Proving that 0 = 1 (Part 1)

I've always enjoyed these kinds of "proofs." I saw my first one in my first algebra class, where you start with a^2 = b^2, manipulate the equalities until you can divide by a non-obvious zero, and come up with with 0 = 1. That's slight of hand trickery, and not very cool.More fun are other methods that show more of mathematical interest.

For example (this also involves some slight of hand) let's start out with the simple equation
x = 1 + 2x. No big deal, most could solve this with one hand tied behind their backs. But of these, some balk when I say that since this is an equality, I can substitute 1 + 2x for x however I like, and write x = 1 + 2 ( 1 + 2x ) = 1 + 2 + 4x. Of course, this is a perfectly valid operation, and I can do it again, as in x = 1 + 2 + 4 ( 1 + 2x ) = 1 + 2 + 4 + 8x. See the pattern? So I can continue doing this a and obtain x = 1 + 2 + 4 + 8 + 16 + 32 + 64 + ..... Clearly, the sum of all the powers of two diverges, and so is infinite. Therefore x equals infinity. On the other hand, we can solve the original equation for x = -1. Therefore -1 = infinity. Not exactly 0 = 1, but close enough, don't you think? Cute, but not exactly fair, since I hid a large factor of x off to the right of the ellipses. That's the slight of hand, which is cheating. Let's see if we can show that 0 = 1 without cheating.

Think about how taking the square root of a large number makes it smaller. For example, the square root of 2.0 is 1.414... And the square root of 1.414... is 1.189... Look at the following recursive formula (again, forgive the poor notation)

x = root ( 2 + root ( 2 + root ( 2 + root ( 2 + ....

Can you solve for x? It's actually easy, once you see the symmetry of the formula.
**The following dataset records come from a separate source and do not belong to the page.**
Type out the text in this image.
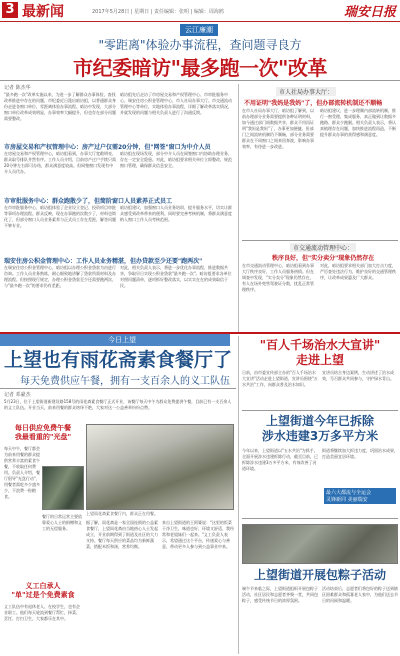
3 最新闻	2017年5月28日 | 星期日 | 责任编辑：张明 | 编辑：周海鸥	瑞安日报
云江廉潮
"零距离"体验办事流程，查问题寻良方
市纪委暗访"最多跑一次"改革
记者 陈杰华
"最多跑一次"改革实施以来，为进一步了解群众办事体验，查找改革推进中存在的问题，市纪委近日派出暗访组，以普通群众身份走进各窗口单位，零距离体验办事流程。暗访中发现，大部分窗口单位改革成效明显，办事效率大幅提升，但也存在部分问题需要整改。
暗访组先后走访了市房屋交易和产权管理中心、市审批服务中心、瑞安住房公积金管理中心、市人社局办事大厅、市交通流动管理中心等单位，实地体验办事流程，详细了解改革落实情况，并就发现的问题与相关负责人进行了沟通反馈。
市房屋交易和产权管理中心：房产过户仅需20分钟，但"网签"窗口为中介人员
在房屋交易和产权管理中心，暗访组看到，办事大厅宽敞明亮，群众取号排队井然有序。工作人员介绍，目前房产过户手续只需20分钟左右即可办结，群众满意度较高。但网签窗口发现有中介人员代办。
暗访组在现场发现，部分中介人员在网签窗口内协助办理业务，存在一定安全隐患。对此，暗访组要求相关单位立即整改，规范窗口管理，确保群众信息安全。
市审批服务中心：群众跑散少了，但简阶窗口人员素养正式员工
在市审批服务中心，暗访组体验了企业设立登记、投资项目审批等事项办理流程。群众反映，现在办事跑的次数少了，材料也简化了，但部分窗口人员业务素养与正式员工存在差距，解答问题不够专业。
暗访组建议，加强窗口人员业务培训，提升服务水平，切实让群众感受到改革带来的便利。同时要完善考核机制，将群众满意度纳入窗口工作人员考核范围。
瑞安住房公积金管理中心：工作人员业务精湛，但办贷款至少还要"跑两次"
在瑞安住房公积金管理中心，暗访组以办理公积金贷款为由进行咨询。工作人员业务熟练，耐心细致地讲解了贷款所需材料及办理流程。但按照现行规定，办理公积金贷款至少还需要跑两次，与"最多跑一次"的要求仍有差距。
对此，相关负责人表示，将进一步优化办事流程，推进数据共享，争取早日实现公积金贷款"最多跑一次"。暗访组要求各单位对照问题清单，逐项抓好整改落实，以实实在在的成效取信于民。
市人社局办事大厅：
不用证明"我妈是我妈"了，但办部流转机制还不顺畅
在市人社局办事大厅，暗访组了解到，以前办理部分业务需要提供各种证明材料，如今通过部门间数据共享，群众不用再证明"我妈是我妈"了，办事更加便捷。但部门之间流转机制仍不顺畅，部分业务需要群众在不同窗口之间来回奔波，影响办事效率，有待进一步改进。
暗访组建议，进一步理顺内部流转机制，推行一窗受理、集成服务，真正做到让数据多跑路、群众少跑腿。相关负责人表示，将认真梳理存在问题，加快推进流程再造，不断提升群众办事的获得感和满意度。
市交通流动管理中心：
秩序良好，但"实分卖分"现象仍然存在
在市交通流动管理中心，暗访组看到办事大厅秩序良好，工作人员服务热情。但在调查中发现，"实分卖分"现象仍然存在，有人在场外兜售驾驶证分数，扰乱正常管理秩序。
对此，暗访组要求相关部门加大打击力度，严厉查处违法行为，维护良好的交通管理秩序，让改革成果惠及广大群众。
今日上望
上望也有雨花斋素食餐厅了
每天免费供应午餐，拥有一支百余人的义工队伍
记者 邓豪杰
5月23日，位于上望街道新建设路158号的雨花斋素食餐厅正式开业，该餐厅每天中午为群众免费提供午餐，目前已有一支百余人的义工队伍。开业当天，前来用餐的群众络绎不绝，大家对这一公益善举纷纷点赞。
上望雨花斋素食餐厅内，群众正在用餐。
每日供应免费午餐
我最看重的"光盘"
每天中午，餐厅都会为前来用餐的群众提供营养丰富的素食午餐，不收取任何费用。负责人介绍，餐厅倡导"光盘行动"，用餐者需吃多少盛多少，不浪费一粒粮食。
餐厅的日常运营主要依靠爱心人士的捐赠和义工的无偿服务。
义工白承人
"单"过是个免费素食
义工队伍中有退休老人、在校学生，也有企业职工。他们每天轮流到餐厅帮忙，择菜、烹饪、打扫卫生，大家都乐在其中。
据了解，雨花斋是一家全国连锁的公益素食餐厅，上望雨花斋由当地热心人士发起成立，开业前期得到了街道及社区的大力支持。餐厅每天供应的菜品均为新鲜蔬菜，搭配米饭和汤，营养均衡。
来自上望街道的王阿婆说："这里的饭菜干净卫生，味道也好，环境又舒适，我经常和老姐妹们一起来。"义工负责人表示，希望通过这个平台，传递爱心与善意，带动更多人参与到公益事业中来。
"百人千场治水大宣讲"
走进上望
日前，由市委宣传部主办的"百人千场治水大宣讲"活动走进上望街道，宣讲员围绕"五水共治"工作，向群众普及治水知识。
宣讲员结合身边案例，生动讲述了治水成效，号召群众共同参与，守护绿水青山。
上望街道今年已拆除
涉水违建3万多平方米
今年以来，上望街道以"五水共治"为抓手，全面开展涉水违建拆除行动，截至目前，已拆除涉水违建3万多平方米，有效改善了河道环境。
街道将继续加大拆违力度，巩固治水成果，打造美丽宜居环境。
最六大都流与全运会
灵锋新同 美丽瑞安
上望街道开展包粽子活动
端午节来临之际，上望街道组织开展包粽子活动，社区居民和志愿者齐聚一堂，共同包粽子，感受传统节日的浓厚氛围。
活动结束后，志愿者们将包好的粽子送到辖区困难群众和孤寡老人家中，为他们送去节日的问候和温暖。
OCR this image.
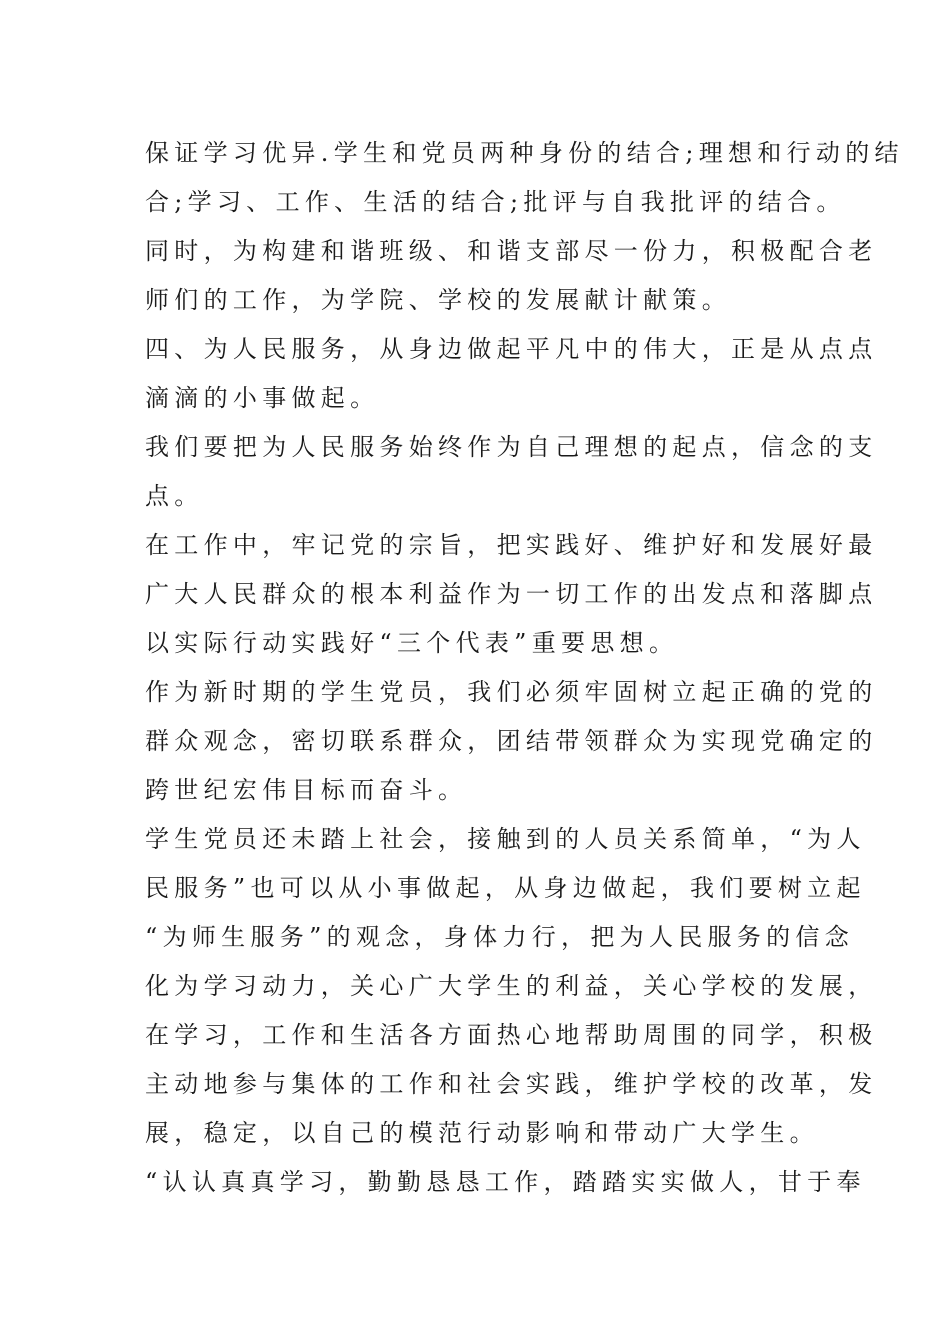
保证学习优异.学生和党员两种身份的结合;理想和行动的结
合;学习、工作、生活的结合;批评与自我批评的结合。
同时，为构建和谐班级、和谐支部尽一份力，积极配合老
师们的工作，为学院、学校的发展献计献策。
四、为人民服务，从身边做起平凡中的伟大，正是从点点
滴滴的小事做起。
我们要把为人民服务始终作为自己理想的起点，信念的支
点。
在工作中，牢记党的宗旨，把实践好、维护好和发展好最
广大人民群众的根本利益作为一切工作的出发点和落脚点
以实际行动实践好“三个代表”重要思想。
作为新时期的学生党员，我们必须牢固树立起正确的党的
群众观念，密切联系群众，团结带领群众为实现党确定的
跨世纪宏伟目标而奋斗。
学生党员还未踏上社会，接触到的人员关系简单，“为人
民服务”也可以从小事做起，从身边做起，我们要树立起
“为师生服务”的观念，身体力行，把为人民服务的信念
化为学习动力，关心广大学生的利益，关心学校的发展，
在学习，工作和生活各方面热心地帮助周围的同学，积极
主动地参与集体的工作和社会实践，维护学校的改革，发
展，稳定，以自己的模范行动影响和带动广大学生。
“认认真真学习，勤勤恳恳工作，踏踏实实做人，甘于奉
As above, the left and right sides of the equals side are freely interchangeable, so you can write

x = root ( 2 + x )
x^2 = 2 + x
x^2 - x - 2 = 0
x = 2 (and of course also -1 but we'll only look at positive roots)

We can readily generalize this to solve for any x = root ( y + root ( y + root ( y+ ...
For example, root ( 3 + root ( 3 + root ( 3 + ... yields (1 + root 13 ) / 2 and root ( 1 + root ( 1 + root ( 1 + ... yield phi, the golden ration, ( 1 + root 5 ) / 2, or 1.618.... In general, from the quadratic formula, x = ( 1 + root ( 1 + 4y) ) / 2.

Consider, now, how taking the root of a small number makes it bigger. The square root of a quarter is a half,and the square root of a hundredth is a tenth. So what do we get when we ask for
x = root ( 1/2 + root ( 1/2 + root ( 1/2 + ... ? Well, this yields ( 1 + root 3 ) / 2 which is about 1.366... As y gets smaller, x approaches 1, from above. After all, y = 1 gave phi, well above 1. Think about it for a bit and I'm sure you'll agree it's intuitive.

So we can conclude that if we used an infinitely small y we would get 1 for our answer.
1 = root ( 0 + root ( 0 + root ( 0 + .... But of course the square root of zero is zero, and no matter how many zeroes you add up it's still zero. So root ( 0 + root ( 0 + root ( 0 + ... = 0 and there you are, once again, 0 = 1.

Where is the issue here? It's not in using only positive roots. What are your thoughts? I'll post more here myself later.